A formal announcement of the nomination could come as early as Tuesday, according to US TV and wire reports.
Locke, 57, was the country's first Chinese-American governor, elected to lead the Washington state in 1996 and re-elected in 2000.
Prior to governorship, the Democrat served five terms in the House of Representatives and one term as executive of King County, Washington.
He was chairman of the House Appropriations Committee from 1989 to 1994.
Analysts said Locke is a Democrat who "is a comfortable ideological fit with the Obama administration".
While the secretary of commerce is not regarded as one of the top-tier power posts in the US Cabinet, he could serve as a voice for the globalists in the new administration.

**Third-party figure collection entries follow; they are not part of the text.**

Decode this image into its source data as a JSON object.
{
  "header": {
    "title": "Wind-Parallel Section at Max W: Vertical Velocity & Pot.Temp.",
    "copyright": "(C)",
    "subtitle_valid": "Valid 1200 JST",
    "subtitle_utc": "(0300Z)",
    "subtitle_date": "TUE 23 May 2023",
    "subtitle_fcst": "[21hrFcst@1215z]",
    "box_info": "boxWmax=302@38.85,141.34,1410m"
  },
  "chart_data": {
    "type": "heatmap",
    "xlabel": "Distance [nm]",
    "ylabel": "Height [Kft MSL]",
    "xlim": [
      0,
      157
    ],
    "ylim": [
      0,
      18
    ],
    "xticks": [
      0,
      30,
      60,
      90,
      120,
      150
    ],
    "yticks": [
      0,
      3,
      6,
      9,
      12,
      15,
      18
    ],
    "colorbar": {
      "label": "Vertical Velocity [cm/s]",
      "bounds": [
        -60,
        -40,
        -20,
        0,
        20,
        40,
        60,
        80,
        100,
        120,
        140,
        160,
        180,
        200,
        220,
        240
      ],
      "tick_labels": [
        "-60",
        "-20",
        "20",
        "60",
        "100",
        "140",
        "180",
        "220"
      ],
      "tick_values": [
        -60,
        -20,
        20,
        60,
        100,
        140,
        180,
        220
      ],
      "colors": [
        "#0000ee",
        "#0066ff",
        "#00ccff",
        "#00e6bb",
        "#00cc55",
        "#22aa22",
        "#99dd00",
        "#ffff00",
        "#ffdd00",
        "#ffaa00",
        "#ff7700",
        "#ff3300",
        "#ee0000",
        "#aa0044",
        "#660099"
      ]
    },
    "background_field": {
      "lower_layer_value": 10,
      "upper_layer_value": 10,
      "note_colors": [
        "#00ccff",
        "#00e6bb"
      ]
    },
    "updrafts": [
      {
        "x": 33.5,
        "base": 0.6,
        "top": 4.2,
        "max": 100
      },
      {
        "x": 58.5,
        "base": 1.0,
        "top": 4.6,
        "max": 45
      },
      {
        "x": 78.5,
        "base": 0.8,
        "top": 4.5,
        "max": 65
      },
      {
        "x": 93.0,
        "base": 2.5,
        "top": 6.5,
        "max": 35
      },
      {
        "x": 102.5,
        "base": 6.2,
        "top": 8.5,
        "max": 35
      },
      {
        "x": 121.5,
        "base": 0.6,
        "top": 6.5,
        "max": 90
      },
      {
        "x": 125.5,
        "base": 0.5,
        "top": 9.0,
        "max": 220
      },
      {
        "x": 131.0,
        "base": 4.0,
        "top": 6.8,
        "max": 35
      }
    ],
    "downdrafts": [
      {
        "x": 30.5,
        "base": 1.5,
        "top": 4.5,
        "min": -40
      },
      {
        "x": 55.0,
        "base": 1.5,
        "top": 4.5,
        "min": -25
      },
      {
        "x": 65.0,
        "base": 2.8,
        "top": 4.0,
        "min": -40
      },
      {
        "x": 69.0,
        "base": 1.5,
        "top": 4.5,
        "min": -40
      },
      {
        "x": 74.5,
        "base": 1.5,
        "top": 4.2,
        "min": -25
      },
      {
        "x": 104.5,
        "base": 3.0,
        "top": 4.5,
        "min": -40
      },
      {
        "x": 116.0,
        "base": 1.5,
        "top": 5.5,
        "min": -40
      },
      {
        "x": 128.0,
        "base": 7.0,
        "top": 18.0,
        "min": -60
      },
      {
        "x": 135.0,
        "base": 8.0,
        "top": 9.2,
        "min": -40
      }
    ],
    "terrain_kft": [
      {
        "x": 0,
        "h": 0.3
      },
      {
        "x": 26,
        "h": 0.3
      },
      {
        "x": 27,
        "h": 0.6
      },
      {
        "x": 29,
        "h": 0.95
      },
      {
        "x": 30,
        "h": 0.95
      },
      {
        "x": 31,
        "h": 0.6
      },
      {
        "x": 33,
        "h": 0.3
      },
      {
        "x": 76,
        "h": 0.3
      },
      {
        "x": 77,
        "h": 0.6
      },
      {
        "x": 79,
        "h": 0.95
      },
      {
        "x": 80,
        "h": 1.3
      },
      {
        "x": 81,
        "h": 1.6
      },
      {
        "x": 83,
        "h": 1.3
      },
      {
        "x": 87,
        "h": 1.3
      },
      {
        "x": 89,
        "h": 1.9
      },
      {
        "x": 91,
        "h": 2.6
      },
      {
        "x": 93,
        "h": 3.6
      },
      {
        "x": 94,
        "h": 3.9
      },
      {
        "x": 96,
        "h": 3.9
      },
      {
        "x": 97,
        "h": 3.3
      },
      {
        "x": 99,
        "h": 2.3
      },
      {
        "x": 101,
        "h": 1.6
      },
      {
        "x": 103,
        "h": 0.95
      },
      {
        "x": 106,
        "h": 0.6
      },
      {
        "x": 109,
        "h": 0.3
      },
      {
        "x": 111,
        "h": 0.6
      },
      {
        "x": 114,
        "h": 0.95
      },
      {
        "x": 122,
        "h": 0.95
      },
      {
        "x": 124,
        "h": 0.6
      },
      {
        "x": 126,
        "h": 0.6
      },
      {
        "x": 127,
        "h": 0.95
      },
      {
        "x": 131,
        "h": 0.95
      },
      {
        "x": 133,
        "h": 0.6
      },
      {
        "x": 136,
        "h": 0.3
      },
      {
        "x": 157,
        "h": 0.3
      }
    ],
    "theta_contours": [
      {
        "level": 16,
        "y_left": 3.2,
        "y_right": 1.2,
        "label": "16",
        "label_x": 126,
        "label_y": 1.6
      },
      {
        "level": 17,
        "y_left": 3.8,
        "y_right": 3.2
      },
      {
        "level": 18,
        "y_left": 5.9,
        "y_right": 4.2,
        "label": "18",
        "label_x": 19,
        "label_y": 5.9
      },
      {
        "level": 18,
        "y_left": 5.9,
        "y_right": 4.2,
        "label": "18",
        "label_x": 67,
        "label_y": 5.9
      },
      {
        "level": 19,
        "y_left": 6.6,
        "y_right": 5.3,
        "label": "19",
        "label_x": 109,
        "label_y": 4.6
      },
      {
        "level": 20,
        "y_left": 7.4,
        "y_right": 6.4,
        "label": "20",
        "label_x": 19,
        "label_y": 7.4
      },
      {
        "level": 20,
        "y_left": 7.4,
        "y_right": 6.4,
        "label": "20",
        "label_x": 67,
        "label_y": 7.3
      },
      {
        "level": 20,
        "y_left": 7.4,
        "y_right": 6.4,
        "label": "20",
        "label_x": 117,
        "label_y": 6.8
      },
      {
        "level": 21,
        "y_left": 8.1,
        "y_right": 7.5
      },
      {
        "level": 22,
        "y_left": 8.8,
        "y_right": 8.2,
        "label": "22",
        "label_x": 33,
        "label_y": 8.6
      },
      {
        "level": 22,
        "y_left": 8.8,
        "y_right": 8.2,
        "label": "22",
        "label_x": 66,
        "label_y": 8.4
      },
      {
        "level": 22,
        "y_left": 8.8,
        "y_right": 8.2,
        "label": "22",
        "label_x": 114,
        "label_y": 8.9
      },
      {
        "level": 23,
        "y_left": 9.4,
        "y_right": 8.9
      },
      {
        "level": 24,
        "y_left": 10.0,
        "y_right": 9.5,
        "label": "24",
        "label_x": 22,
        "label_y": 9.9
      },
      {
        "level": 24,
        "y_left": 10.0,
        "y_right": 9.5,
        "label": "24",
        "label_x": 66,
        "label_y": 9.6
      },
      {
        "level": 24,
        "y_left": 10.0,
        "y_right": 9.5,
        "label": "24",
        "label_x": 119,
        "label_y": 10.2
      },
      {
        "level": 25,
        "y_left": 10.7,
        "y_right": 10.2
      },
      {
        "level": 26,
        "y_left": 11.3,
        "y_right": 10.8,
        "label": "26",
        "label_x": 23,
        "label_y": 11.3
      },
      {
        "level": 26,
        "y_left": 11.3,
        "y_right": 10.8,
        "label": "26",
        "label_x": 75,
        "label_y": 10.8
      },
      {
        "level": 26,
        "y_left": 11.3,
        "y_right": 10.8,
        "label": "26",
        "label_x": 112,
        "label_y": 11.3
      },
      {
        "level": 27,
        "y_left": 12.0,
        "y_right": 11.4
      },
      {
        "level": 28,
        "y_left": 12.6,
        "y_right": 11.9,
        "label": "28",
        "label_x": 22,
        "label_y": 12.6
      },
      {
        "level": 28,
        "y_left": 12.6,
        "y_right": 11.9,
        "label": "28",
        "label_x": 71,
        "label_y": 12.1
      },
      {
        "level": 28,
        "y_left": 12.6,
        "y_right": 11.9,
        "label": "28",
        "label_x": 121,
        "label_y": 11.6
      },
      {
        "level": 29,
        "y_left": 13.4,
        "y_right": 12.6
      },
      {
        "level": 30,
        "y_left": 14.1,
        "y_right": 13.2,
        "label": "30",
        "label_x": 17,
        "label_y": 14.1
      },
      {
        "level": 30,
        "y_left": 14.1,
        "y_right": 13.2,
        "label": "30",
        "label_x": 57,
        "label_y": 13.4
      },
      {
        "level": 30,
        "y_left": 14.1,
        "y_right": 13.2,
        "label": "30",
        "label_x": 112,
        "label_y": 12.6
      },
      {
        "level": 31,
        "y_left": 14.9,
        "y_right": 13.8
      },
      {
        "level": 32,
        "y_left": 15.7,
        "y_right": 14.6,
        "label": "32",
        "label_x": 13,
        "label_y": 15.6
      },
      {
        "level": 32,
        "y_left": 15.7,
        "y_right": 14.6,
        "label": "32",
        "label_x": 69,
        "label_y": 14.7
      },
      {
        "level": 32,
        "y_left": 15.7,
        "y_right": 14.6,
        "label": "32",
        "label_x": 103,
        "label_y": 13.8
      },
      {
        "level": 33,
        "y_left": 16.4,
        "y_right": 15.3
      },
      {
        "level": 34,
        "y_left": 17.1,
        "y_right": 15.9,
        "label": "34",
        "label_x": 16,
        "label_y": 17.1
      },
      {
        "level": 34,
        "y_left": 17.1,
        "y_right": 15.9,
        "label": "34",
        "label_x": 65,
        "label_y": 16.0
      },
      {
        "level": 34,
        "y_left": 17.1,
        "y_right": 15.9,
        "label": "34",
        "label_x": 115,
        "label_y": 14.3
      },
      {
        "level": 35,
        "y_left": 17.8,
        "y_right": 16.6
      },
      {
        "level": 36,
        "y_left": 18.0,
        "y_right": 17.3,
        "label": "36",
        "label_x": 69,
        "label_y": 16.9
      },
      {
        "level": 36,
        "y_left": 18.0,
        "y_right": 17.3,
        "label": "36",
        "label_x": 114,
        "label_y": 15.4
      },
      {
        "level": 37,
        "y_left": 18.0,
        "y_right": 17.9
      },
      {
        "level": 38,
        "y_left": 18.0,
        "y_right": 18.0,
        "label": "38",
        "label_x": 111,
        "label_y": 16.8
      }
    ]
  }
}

He comes squarely out of the free-trade mindset of the mainstream business community in the northwestern United States and has a good relationship with China.
Personally, Locke seems like he would fit in with the "No Drama Obama" approach to governing.
During his tenure as governor, he has the reputation of being a wonkish, pragmatic figure who was not unnecessarily combative.
If nominated and confirmed, Locke would fill a post to which Obama has previously nominated New Mexico governor Bill Richardson and Republican Senator Judd Gregg form New Hampshire.
Richardson withdrew in early January, citing an ongoing federal investigation in his home state, while Gregg pulled out of consideration on February 12 because of "irresolvable conflicts" over the Obama administration's stimulus bill and the upcoming 2010 census.
Obama's young administration has been beset by problems with Cabinet nominees.
He is still searching for a candidate to lead the Department of Health and Human Services, after former Senate Democratic leader Thomas Daschle ran into obstacles.
Both Daschle and Treasury Secretary Tim Geithner were involved in tax controversies. Geithner, however, was ultimately confirmed by the Senate.